Core ConceptsCustom Fields
Core Concepts

Custom Fields: Architecting Your Data

While standard tasks with a name, due date, and urgency level are perfectly sufficient for a simple daily to-do list, your life and work are rarely that simple. If you want to track business expenses, you need to record currency. If you are building a personal address book, you need to store emails and phone numbers. If you are tracking software subscriptions, you need to know annual renewal dates and website links.

This is why Custom Fields are essential. They act as the structural blueprint for your information. Rather than dumping all your unstructured thoughts into a single, messy text box, custom fields allow you to dictate the exact "shape" of the records you are storing. By defining specific field types, you enforce rules on your data—ensuring that a date is actually treated by the system as a date, a currency can be calculated, and a web link is immediately clickable.

Crucially, custom fields are declared at the Session level. You do not add custom fields to an individual, isolated task. Instead, you apply a set of custom fields to an entire Session, and every single record within that Session automatically inherits that exact same structure.

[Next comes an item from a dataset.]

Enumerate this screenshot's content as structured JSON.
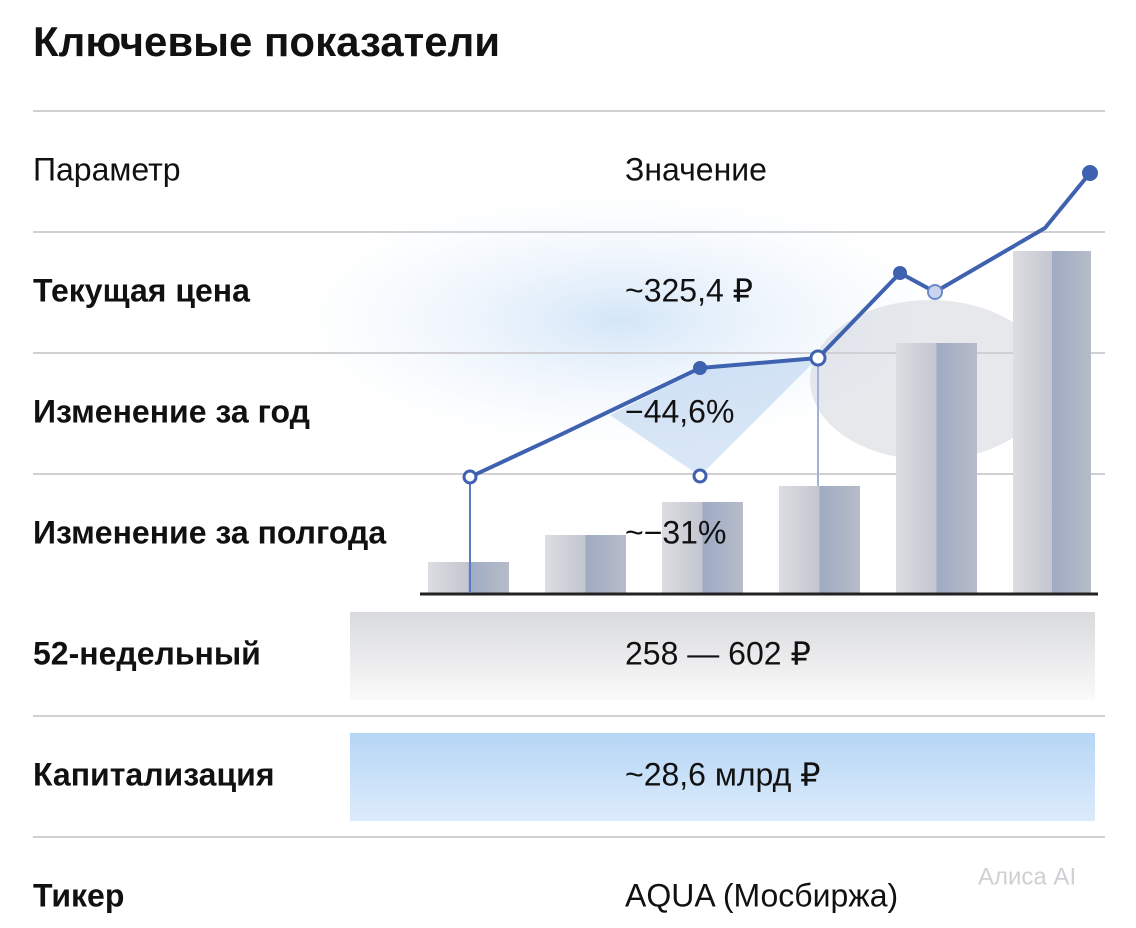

This isolation is what allows Mind Dump to act as a multi-purpose tool: you can build a "Financial Tracker" session that looks and behaves completely differently from a "Contact Directory" session, with neither database cluttering the other.

Available Custom Field Types

Mind Dump offers a comprehensive suite of thirteen field types, allowing you to build records that handle almost any kind of data:

  • Text: A standard, single-line text input. Ideal for short, unstructured entries like names, locations, reference codes, or job titles.

  • Textarea: A multi-line text box designed for longer, paragraph-form text. Perfect for extended descriptions, meeting summaries, or detailed notes.

  • Number: A strict numeric input. Useful for tracking precise quantities, ages, tracking numbers, or specific metrics.

  • Currency: A numeric input that automatically formats your entry to display with your globally preferred currency symbol (e.g., $, £, €). Essential for budget tracking, expense reports, or sales pipelines.

  • Date: A standard calendar picker for capturing specific, one-off dates, such as a project launch or a meeting day.

  • Anniversary: A highly specialized date field that captures only the Month and Day. This is designed specifically for recurring annual events—like birthdays, work anniversaries, or contract renewals—where the original year is irrelevant to the recurring nature of the date.

  • Checkbox: A simple true/false toggle. Perfect for tracking binary states like yes/no, approved/rejected, or shipped/pending.

  • Dropdown: A custom selection menu where you define the exact choices available (e.g., a "Project Phase" dropdown with options for Planning, Drafting, Editing, Published). This ensures data consistency by restricting entries to your pre-approved list.

  • URL: A web address field. Mind Dump automatically recognizes this data as a link, making it immediately clickable in your views and even capable of fetching website favicons for visual reference.

  • Email: A text field specifically formatted and validated to capture email addresses.

  • Gallery (Images/Files): A powerful file management field that integrates seamlessly with Google Drive. It allows you to attach existing files, upload new images, or even create brand-new Google Docs, Sheets, and Slides directly from the Mind Dump record.

  • Secret (End-to-End Encrypted): A highly secure field for sensitive information like passwords, PIN codes, or private client data. The data you enter here is encrypted directly in your browser before it ever reaches the server, meaning it remains completely unreadable until unlocked with your personal passphrase.

  • Notification Date (Early Task Alerts): A smart date field designed to trigger alerts before a final deadline. You can enter a specific manual date, or configure it to calculate an automatic offset (e.g., "Remind me 3 days before the Due Date").